中には、英語を勉強するはずのビザであっても、こっそりとタイ語の授業をしてくれる語学学校もあり。
ただし、学生なので、タイ語のビザの時と同じように学校に通う必要があります。
4年以上のロングステイ
観光ビザも2枚取得した、英語の学生ビザもタイ語の学生ビザも取ったという段階で、さらにタイにいたい人は、もうタイランドエリートがいいでしょう。
というか、はじめから3年以上タイにロングステイするつもりなのであれば、タイランドエリートが最もおすすめです。
タイランドエリートなら、タイを出国してビザを取り直すという手続きが不要ですし、入国のたびに「ちゃんとイミグレーションを通過できるかな」と不安になる必要もなし。
色々紹介してアレですが、結局タイランドエリートが精神的にも最も楽です。
パスポートを変えるという技もあり
タイランドエリートは、最安のものでも50万バーツ。
そんなもの払えないという人は、3年目まで学生ビザを取りつつ、パスポートのスタンプをいっぱいにしておくという方法もあります。
パスポートを変えるとは?
国境をまたぐたびに、パスポートには入国スタンプや出国スタンプが押されます。
また、ビザの取得、ビザの延長、リエントリーの取得など、イミグレーションで行われるあらゆる手続きで、パスポートの余白は埋まっていきます。
国によっては、パスポートの余白が見開き2ページ以上余っていないと入国を認めてくれません。
そのため、パスポートの余白の残りが2ページ前後になった場合は、パスポートの残存期間に関係なく新しいものに作り直すことができるのです。

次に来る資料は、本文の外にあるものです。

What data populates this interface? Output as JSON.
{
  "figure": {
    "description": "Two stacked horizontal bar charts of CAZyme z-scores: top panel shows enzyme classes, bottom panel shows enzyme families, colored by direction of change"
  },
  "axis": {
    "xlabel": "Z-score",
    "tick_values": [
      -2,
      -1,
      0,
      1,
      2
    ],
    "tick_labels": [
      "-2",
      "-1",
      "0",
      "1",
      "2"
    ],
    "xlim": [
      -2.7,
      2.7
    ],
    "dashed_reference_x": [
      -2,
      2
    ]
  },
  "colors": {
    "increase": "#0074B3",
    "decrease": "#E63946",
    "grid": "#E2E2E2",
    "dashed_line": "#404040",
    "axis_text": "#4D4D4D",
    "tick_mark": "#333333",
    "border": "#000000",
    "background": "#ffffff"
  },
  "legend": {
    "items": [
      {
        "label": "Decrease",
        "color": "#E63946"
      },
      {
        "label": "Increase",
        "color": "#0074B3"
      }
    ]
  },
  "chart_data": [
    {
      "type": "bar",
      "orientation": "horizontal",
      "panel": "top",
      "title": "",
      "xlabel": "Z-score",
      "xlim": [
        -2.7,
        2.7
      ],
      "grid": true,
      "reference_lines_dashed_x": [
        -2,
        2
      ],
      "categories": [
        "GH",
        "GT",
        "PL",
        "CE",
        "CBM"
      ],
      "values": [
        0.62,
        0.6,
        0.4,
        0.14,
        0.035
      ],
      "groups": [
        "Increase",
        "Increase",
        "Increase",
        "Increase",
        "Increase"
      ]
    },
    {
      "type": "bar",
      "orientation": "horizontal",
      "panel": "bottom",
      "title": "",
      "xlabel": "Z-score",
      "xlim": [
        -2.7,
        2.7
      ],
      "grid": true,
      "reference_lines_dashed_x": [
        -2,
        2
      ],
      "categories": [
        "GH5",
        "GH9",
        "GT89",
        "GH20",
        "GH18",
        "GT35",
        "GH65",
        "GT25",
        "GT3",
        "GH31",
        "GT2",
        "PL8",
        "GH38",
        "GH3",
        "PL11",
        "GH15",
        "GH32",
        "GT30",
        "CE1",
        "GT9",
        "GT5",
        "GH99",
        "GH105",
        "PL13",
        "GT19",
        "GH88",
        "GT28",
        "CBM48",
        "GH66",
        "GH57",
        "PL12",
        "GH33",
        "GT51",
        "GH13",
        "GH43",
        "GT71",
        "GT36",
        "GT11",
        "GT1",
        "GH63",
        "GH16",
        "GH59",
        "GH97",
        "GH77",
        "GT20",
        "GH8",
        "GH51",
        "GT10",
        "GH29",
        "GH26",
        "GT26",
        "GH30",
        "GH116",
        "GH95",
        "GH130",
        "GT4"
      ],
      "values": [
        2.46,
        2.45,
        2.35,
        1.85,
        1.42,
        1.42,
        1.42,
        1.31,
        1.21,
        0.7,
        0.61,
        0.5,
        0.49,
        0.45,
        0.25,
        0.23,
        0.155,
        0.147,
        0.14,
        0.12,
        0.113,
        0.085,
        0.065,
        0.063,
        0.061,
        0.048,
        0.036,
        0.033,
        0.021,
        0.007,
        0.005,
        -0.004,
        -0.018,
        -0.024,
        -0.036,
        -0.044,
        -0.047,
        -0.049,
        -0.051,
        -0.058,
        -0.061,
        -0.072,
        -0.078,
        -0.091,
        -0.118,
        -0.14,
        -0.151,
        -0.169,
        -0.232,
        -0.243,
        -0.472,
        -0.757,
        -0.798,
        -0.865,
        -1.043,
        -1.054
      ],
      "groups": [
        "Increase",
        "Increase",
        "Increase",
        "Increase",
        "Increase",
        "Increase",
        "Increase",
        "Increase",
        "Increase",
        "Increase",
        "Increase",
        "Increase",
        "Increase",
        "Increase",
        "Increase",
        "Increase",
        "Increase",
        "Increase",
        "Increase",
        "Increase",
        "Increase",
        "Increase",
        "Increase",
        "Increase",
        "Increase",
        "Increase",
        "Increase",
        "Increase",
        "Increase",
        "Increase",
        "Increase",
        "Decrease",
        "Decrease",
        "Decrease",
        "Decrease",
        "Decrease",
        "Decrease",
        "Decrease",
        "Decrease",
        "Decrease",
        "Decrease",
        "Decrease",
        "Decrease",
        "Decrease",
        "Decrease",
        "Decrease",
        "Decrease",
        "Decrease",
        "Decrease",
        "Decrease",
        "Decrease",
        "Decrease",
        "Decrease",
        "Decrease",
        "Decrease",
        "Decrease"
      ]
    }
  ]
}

パスポートが新しくなれば、少なくともパスポート上の観光ビザなどの履歴は全てリセットされます。
情報まで消えるわけではない
考慮すべきは、パスポートのスタンプがまっさらになったとしても、個人情報はなくならないという点。
私は10年以上前にタイでパスポートを強奪されタイの日本大使館で再発行しましたが、いまだに入国時やビザの延長時などに「このパスポート再発行したよね」とグダグダ言われます。
上述した通り、パスポート上の観光ビザの数が観光ビザ取得に制限をかけているというルールの場合、逆にパスポートを新しくすれば観光ビザは永遠と取得できると考える人もいるかもしれません。

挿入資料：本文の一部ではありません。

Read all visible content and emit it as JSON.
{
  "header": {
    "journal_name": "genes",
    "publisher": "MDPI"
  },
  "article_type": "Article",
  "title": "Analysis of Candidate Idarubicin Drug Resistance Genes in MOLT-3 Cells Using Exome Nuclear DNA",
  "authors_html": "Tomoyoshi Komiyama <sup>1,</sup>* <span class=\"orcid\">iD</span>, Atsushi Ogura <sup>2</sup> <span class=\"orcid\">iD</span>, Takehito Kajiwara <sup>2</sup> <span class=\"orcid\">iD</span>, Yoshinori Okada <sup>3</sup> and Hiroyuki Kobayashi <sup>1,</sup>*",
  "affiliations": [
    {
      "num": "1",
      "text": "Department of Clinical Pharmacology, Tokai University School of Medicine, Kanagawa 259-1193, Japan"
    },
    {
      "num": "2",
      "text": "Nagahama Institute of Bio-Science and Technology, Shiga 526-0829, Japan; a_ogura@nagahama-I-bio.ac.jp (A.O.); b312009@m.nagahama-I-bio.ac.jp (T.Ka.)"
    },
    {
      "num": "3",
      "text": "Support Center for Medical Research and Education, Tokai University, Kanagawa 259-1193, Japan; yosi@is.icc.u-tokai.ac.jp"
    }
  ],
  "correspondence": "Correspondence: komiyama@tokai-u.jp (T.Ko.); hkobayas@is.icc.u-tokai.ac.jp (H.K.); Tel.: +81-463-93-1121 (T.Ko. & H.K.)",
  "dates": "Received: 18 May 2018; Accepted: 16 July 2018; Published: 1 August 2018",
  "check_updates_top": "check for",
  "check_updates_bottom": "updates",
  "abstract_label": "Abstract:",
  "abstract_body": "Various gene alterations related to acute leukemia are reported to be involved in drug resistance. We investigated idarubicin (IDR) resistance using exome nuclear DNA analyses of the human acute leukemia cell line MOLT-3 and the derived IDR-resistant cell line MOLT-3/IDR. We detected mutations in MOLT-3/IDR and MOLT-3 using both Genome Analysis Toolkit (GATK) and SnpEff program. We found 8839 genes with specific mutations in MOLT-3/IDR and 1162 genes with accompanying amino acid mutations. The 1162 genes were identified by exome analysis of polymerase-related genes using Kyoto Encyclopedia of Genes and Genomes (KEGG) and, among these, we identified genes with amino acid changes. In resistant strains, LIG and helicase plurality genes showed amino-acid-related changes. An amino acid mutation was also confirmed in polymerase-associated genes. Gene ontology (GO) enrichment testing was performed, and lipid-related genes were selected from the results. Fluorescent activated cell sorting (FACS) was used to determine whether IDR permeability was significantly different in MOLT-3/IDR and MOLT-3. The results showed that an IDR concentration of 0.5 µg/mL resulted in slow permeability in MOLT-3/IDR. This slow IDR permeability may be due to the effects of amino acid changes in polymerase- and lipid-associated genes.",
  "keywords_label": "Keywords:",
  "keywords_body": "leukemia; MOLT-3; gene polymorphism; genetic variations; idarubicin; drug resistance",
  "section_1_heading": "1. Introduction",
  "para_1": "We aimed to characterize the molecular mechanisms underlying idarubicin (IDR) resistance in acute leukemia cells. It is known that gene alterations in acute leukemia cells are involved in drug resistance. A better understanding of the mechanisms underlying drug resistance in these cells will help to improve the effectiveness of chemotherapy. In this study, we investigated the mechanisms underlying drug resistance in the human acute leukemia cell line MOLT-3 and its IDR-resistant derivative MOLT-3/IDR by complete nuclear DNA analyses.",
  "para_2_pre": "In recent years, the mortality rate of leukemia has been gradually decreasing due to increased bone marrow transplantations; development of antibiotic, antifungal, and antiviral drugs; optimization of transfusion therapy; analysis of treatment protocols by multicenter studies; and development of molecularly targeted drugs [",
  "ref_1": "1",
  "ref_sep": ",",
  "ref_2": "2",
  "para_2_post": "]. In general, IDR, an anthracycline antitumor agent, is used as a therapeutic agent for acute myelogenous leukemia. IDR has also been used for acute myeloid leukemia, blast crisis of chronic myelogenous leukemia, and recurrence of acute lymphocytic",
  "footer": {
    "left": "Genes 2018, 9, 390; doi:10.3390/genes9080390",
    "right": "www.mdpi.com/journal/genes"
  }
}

観光ビザ数枚を取得したパスポートを何らかの形で紛失し、再発行したパスポートで観光ビザをまた取って、限界になったら再び何らかの形で紛失してパスポートを取得しなおす。
実際にやったわけではないのでアレですが、少なくともパスポートに観光ビザのないパスポートが手に入るため、新しい観光ビザを取得しやすいという気になります。
しかし、データには過去の個人情報が全て残っているため、この方法が確実に使えるとは限りません。
50歳以上はリタイアメントビザ一択
50歳になれば、リタイアメントビザが最も安くタイにロングステイできる方法。
50万バーツ以上払ってタイランドエリートを取得するのも方法の1つですが、リタイアメントビザが最も格安です。
その気になれば長期滞在はできる
色んな方法を紹介しましたが、長期滞在がしにくくなってきているというのは、観光ビザや学生ビザなどでロングステイしようとする人の話。

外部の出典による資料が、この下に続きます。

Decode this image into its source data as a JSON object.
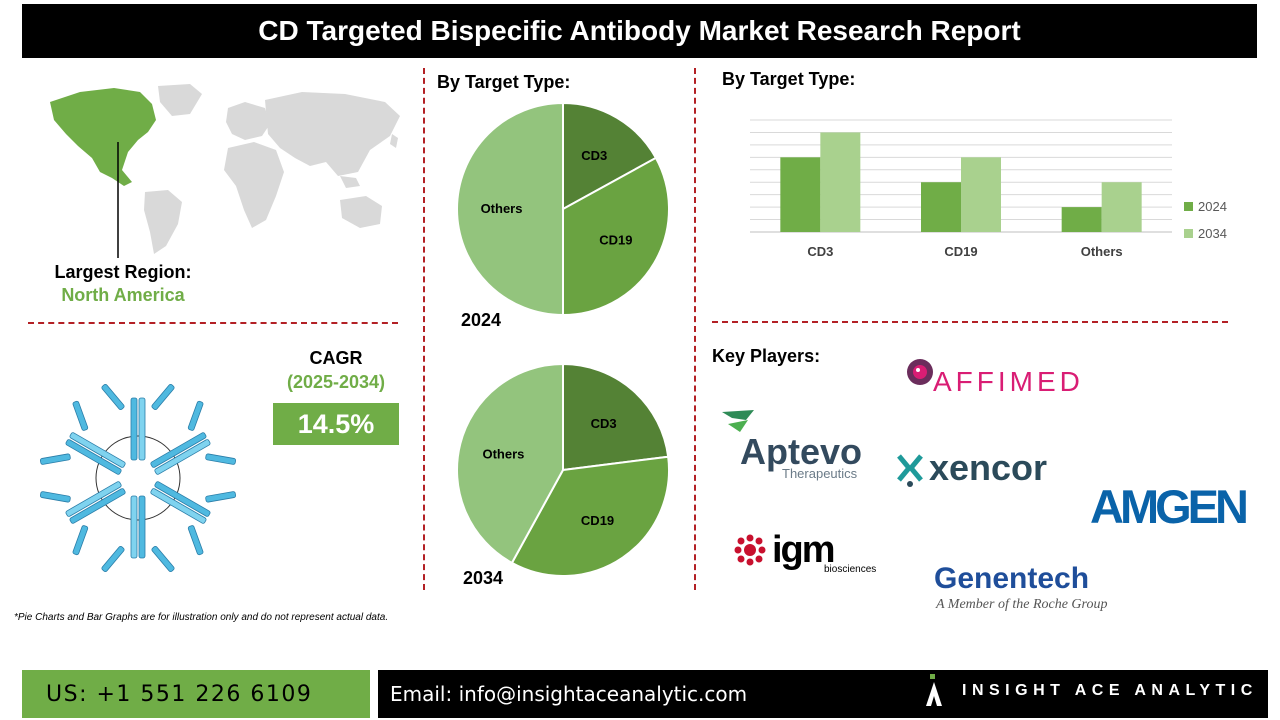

タイランドエリートかリタイアメントビザを取れば、長期滞在は誰でも可能です。
経済的にちょっと厳しい。。。という人も、頑張れば数年は長期滞在ができるため、可能な限りやってみるというのも方法の1つ。
ただし、若者はともかく、目的もなくタイにロングステイする中年の男女はタイ人にも怪しまれる風潮が出てきているので、もう一度タイに長期滞在する理由を考えてみるのもいいかもしれません。